Uneditioned hand coloured lino cuts, calico wall hangings and wooden bowls make up the work.
Courtney of the artist 2015
SARAH MITCHELL: STILL LIVES & VANDEMONIANS 2013
Still Life, Natura Morta, Dead Nature!
I started this series of hand coloured linocuts with an Australian take on the ‘still life’ in the most conventional understanding of the term. Native Parrots, fish and plants mixed with some exotica, including that misleading fish, the red herring!
This led me to more disturbing Dead Nature. The still lives of extinct Australian creatures, most notable being the Thylacine. His lonely presence haunts a few of the images. Joining him is another Tasmanian extinct in the wild, Pedder Galaxias. The last Paradise Parrot ever seen now lies in a small draw in the Queensland Museum. I have portrayed this parrot as a taxidermied Victorian era relic, trapped forever under a glass dome.
Courtesy of the artist 2013
SARAH MITCHELL: ROCOCO EROTIC & THE PERFUMED AVIARY 2012
Rococo Erotic
This collection of hand coloured linocuts takes a lighthearted look at erotica during Europe’s Baroque and decadent days at the end of the 18th century.
The Rococo aesthetic fueled my imagination for this work. I find Rococo fashion and frivolity very appealing. The sexual innuendo in the design of the 18th Century corset, the elaborate frock like frockcoat, big white powdered wigs and the male dandy were all my inspiration.
Social revolution and sexual liberation with the birth of the Libertines defined those years, culminating in the glorious decadence of the Court of Marie Antoinette. The pleasure capital of Europe was Venice, birthplace in 1725 of that great lover of women, Giacomo Casanova. The notorious Marquis de Sade after whom the term sadism was coined was born in Paris in 1740.
My use of the ‘Exquisite Corpse’ technique to illustrating the excesses of the Marquis de Sade comes from an old parlor game. One of three people draws a head on a piece of paper, folding it out of sight and passing it to the next person to draw the torso, and so on…
The technique of hand-colouring linocuts which have been masked and sometimes require over printing with a second plate, gives me scope to reproduce the Rococo eroticism of my imagination!

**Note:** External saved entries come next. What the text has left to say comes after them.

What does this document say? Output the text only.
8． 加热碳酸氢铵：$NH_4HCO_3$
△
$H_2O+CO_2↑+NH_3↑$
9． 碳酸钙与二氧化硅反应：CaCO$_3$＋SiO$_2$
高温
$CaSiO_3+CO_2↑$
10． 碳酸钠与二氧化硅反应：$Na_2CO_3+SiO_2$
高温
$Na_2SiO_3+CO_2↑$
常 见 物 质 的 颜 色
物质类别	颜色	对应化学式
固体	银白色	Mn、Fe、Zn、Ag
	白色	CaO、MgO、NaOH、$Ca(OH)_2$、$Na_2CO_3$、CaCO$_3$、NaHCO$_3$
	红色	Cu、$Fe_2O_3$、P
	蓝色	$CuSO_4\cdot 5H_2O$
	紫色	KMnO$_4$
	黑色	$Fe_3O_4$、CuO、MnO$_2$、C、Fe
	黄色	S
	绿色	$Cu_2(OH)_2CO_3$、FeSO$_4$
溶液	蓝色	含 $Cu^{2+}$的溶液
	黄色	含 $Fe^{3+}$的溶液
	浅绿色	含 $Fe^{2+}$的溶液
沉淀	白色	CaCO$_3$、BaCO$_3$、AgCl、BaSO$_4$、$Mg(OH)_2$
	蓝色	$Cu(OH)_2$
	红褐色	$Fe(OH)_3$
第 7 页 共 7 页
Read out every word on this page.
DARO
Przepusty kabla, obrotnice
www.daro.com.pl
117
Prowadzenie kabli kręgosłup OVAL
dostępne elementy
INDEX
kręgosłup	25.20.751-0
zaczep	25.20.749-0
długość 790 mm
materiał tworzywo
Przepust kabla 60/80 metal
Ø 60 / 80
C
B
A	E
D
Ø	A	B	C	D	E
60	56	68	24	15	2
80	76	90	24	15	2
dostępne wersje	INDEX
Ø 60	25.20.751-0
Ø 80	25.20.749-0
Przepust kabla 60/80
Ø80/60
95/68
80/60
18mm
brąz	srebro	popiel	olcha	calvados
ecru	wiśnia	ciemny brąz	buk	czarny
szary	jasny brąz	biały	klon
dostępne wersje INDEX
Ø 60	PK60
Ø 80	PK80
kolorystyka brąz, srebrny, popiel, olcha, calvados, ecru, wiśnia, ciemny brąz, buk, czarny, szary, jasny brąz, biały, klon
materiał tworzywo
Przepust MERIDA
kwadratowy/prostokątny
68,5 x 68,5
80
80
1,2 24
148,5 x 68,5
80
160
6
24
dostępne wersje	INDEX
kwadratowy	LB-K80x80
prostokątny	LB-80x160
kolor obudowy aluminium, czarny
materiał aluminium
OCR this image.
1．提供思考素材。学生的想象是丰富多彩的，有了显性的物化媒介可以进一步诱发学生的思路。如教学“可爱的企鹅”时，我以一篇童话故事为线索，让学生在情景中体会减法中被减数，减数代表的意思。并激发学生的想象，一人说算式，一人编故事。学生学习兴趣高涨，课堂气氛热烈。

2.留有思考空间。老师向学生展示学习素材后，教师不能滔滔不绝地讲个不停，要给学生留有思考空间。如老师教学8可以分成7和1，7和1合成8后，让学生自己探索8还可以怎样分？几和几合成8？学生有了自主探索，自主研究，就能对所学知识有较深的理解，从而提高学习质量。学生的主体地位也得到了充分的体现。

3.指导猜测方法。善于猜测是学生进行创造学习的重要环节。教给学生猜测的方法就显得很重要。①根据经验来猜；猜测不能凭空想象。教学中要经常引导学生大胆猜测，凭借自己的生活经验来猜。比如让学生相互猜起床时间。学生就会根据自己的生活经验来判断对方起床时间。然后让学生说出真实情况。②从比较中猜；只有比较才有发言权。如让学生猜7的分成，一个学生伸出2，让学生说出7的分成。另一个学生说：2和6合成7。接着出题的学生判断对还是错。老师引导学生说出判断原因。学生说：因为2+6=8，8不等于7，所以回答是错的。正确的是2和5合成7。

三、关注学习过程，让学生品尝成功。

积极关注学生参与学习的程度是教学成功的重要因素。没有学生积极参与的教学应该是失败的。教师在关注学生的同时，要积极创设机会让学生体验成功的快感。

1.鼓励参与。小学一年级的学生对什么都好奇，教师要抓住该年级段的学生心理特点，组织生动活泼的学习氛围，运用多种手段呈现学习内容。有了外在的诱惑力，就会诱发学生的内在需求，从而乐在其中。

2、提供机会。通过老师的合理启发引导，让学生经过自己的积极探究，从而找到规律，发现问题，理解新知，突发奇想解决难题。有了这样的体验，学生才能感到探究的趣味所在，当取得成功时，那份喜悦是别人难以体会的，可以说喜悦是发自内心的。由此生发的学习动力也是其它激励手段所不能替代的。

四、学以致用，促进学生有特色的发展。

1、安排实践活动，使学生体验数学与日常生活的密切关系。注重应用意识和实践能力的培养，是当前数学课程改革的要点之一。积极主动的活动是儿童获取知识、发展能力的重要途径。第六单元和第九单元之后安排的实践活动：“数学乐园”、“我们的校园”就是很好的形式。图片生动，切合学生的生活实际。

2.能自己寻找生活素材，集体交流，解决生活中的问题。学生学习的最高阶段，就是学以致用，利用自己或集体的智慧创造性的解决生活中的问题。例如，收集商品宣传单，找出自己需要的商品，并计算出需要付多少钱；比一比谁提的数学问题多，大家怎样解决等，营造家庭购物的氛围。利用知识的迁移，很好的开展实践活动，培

Courtesy of the artist 2012
THE PERFUMED AVIARY 2012
A collection of hand-coloured linocuts of exotic birds, now sadly extinct, make up The Perfumed Aviary. In life these mostly female birds displayed some very human characteristics! Short poems extend the humour, tragedy and self-absorption of their personalities. So, this work is an exploration the sometimes dark, but always intriguing human psyche.
Courtesy of the artist 2012
BRINGING NATURE TO THE TABLE 2010
An exploration in linocuts and poetry of the mouthwatering and the unpalatable aspects of what it takes to bring nature to the table.